Wilf: "To play with Geoff was a privilege because he was so reliable and read the game so well. When he tackled, his left leg came around a striker and hooked the ball away. He was great to play with and would have stayed at United a long time. You knew exactly what you were getting with Geoff and he was a great understudy to have. He would have walked into most other teams' starting line-ups. He was a quiet lad and there was no arrogance about him. Geoff was what you'd call an honest player, although he was a hard tackler. In training, you'd get out of his way and let him have the ball!"
Geoff Bent.
Born: 1 October 1936
Appearances: 177 | Goals: 21
Debut: 4 April 1953 v Cardiff City (H)

Blessed with power, pace and limitless potential, Duncan Edwards shone brightest in a team of stars.

Wilf: "Duncan Edwards made his debut for United at just 16 and he had everything, even then. He was, quite simply, the complete player. If he played a long or short ball, it would end up exactly where he wanted it. If somebody needed to be tackled, he'd be there winning the ball; if we were on the attack, he'd inevitably be at the heart of the move. Duncan could play anywhere on the pitch and that's how I got my championship medal in 1955/56. They selected me when he moved to inside-forward, centre-half or centre-forward, so I was grateful for his versatility. Because of his power and strength he sometimes played at centre-back but it was a waste to place him there while he was young because he could cover so much ground."

Sir Bobby:
"Duncan was head and shoulders above everyone else – a talent I hadn't seen before in terms of his all-round game. I'd seen tough players, fast players and intelligent players and good passers of the ball, but never anyone that could do the whole lot. In a way he was my first hero. I used to think if he could hit a 60/70-yard pass along the floor I would have to try and do that. I learned a lot from him, more than any other player."

Born: 20 September 1935
Appearances: 150 | Goals: 28
Debut: 6 December 1952 v Middlesbrough (H)

An England star in the making, Doncaster-born David Pegg terrorised the toughest defences that Europe had to offer.

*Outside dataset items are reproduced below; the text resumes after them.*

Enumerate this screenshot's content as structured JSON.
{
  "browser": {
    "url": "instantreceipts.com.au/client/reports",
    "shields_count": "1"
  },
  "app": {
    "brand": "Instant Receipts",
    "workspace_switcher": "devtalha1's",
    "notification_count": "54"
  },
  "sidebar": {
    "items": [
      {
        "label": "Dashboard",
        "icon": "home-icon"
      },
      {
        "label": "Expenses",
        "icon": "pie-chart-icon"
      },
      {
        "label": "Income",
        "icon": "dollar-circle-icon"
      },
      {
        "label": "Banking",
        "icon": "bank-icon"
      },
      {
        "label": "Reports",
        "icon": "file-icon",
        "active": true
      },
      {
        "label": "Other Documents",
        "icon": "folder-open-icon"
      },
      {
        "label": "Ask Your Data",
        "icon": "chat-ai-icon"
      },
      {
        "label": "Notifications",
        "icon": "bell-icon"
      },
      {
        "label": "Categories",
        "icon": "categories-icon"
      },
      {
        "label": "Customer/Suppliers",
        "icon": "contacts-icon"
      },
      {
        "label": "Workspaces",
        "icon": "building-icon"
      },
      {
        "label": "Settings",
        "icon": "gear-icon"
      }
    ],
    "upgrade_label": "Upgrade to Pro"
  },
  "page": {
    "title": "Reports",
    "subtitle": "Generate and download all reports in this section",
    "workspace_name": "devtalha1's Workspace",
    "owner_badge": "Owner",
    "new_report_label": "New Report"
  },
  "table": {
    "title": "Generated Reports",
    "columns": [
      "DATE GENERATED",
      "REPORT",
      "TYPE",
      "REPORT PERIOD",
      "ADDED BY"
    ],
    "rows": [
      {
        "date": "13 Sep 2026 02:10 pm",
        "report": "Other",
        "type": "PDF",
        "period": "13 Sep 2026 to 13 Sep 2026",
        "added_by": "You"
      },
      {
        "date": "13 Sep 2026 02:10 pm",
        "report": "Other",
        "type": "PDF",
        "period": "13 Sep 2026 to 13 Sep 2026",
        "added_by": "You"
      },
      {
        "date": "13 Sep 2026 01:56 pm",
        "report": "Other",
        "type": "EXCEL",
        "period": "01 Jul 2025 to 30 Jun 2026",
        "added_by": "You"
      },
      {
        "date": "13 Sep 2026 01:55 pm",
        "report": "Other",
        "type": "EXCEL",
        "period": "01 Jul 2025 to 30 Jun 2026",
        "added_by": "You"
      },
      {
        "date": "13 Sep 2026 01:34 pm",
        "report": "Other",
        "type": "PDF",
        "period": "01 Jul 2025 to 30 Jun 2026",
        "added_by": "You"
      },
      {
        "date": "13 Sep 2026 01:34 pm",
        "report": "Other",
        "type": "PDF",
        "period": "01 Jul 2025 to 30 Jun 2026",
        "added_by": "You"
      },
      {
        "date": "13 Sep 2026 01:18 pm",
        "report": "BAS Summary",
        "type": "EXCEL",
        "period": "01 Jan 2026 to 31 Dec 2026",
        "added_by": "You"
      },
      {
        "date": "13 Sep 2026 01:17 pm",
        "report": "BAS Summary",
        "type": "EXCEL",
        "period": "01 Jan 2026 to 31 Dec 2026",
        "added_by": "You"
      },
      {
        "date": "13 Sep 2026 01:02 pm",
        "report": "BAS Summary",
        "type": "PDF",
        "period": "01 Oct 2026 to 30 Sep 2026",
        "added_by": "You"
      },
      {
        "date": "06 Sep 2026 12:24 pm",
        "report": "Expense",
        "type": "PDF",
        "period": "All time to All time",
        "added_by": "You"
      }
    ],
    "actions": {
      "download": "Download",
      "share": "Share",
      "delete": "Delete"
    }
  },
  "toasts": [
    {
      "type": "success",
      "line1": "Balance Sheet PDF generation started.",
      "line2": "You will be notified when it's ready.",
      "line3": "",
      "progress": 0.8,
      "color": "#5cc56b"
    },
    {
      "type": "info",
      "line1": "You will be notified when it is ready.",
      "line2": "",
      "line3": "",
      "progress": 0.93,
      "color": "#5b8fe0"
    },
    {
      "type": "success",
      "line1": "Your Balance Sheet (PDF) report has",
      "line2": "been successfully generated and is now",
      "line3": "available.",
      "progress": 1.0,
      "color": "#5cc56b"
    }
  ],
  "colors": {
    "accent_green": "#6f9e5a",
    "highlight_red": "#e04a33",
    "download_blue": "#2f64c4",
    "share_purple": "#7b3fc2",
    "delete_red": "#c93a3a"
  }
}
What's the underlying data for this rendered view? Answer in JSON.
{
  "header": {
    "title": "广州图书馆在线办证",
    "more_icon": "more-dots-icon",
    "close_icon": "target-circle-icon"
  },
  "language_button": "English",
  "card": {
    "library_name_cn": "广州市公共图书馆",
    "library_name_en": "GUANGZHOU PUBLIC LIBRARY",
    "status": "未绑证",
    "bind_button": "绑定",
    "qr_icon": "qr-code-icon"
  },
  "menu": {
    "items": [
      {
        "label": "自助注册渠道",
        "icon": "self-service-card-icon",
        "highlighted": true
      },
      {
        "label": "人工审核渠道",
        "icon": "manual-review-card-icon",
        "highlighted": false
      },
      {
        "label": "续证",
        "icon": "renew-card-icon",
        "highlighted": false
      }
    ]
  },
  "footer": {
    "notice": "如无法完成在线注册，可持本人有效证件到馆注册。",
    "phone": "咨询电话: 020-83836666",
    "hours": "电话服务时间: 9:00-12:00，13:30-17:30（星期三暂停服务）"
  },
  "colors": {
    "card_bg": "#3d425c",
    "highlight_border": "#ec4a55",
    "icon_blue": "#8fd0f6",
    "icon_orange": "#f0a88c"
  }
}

Wilf: "David Pegg was just one of many players in that side who could really charm the ball. If a defender gave David room he'd find Tommy Taylor brilliantly with his centre – he could really pinpoint his crosses. The opposing captain would yell to the right-back to get tighter with him and when the full-back did, it gave David the opportunity to dribble round him. He was absolutely brilliant when we lost 3-1 in Madrid in 1957. He caused that much havoc over there that Madrid went out and bought the best full-back in the country to mark him in the second leg."

Sir Bobby: "David was on the fringe of the England team. He was a classic left-winger – somebody who could jink past a man and deliver an accurate cross. We were great friends and he spent his last New Year's Eve with me and my family in the North-East. I was really, really sad when it was confirmed David had died."
David Pegg.
Born: 1 November 1936
Appearances: 108 Goals: 2
Debut: 12 November 1955 v Bolton Wanderers (A)

Incredibly stylish both on and off the pitch, Salford's cheeky Eddie Colman brought joy to the lives of everyone he met.

Sir Bobby: "Eddie Colman was one of my closest friends, a fantastic little player and a lovely man. He was a little gem – that's the best way I can describe him. Eddie had a terrific character that he took on to the field with him. He had this swagger, this certain arrogance about him, and he played with such control. They called Eddie 'Snakehips' because he used to do this fantastic little shimmy..."

Wilf: "He'd be going to the left, look to play it with his right foot, but he'd drag it back and go in the other direction. It confused a lot of very good players. I've never known a person with a better personality than Eddie Colman. We used to go to the dance halls in town and he wore tight trousers ... until Matt Busby got hold of him and said: "No, we'll have you in smart clothes, thank you!" I would go as far to say Eddie was my favourite person – he had everything you wanted from a friend and I just loved watching him play."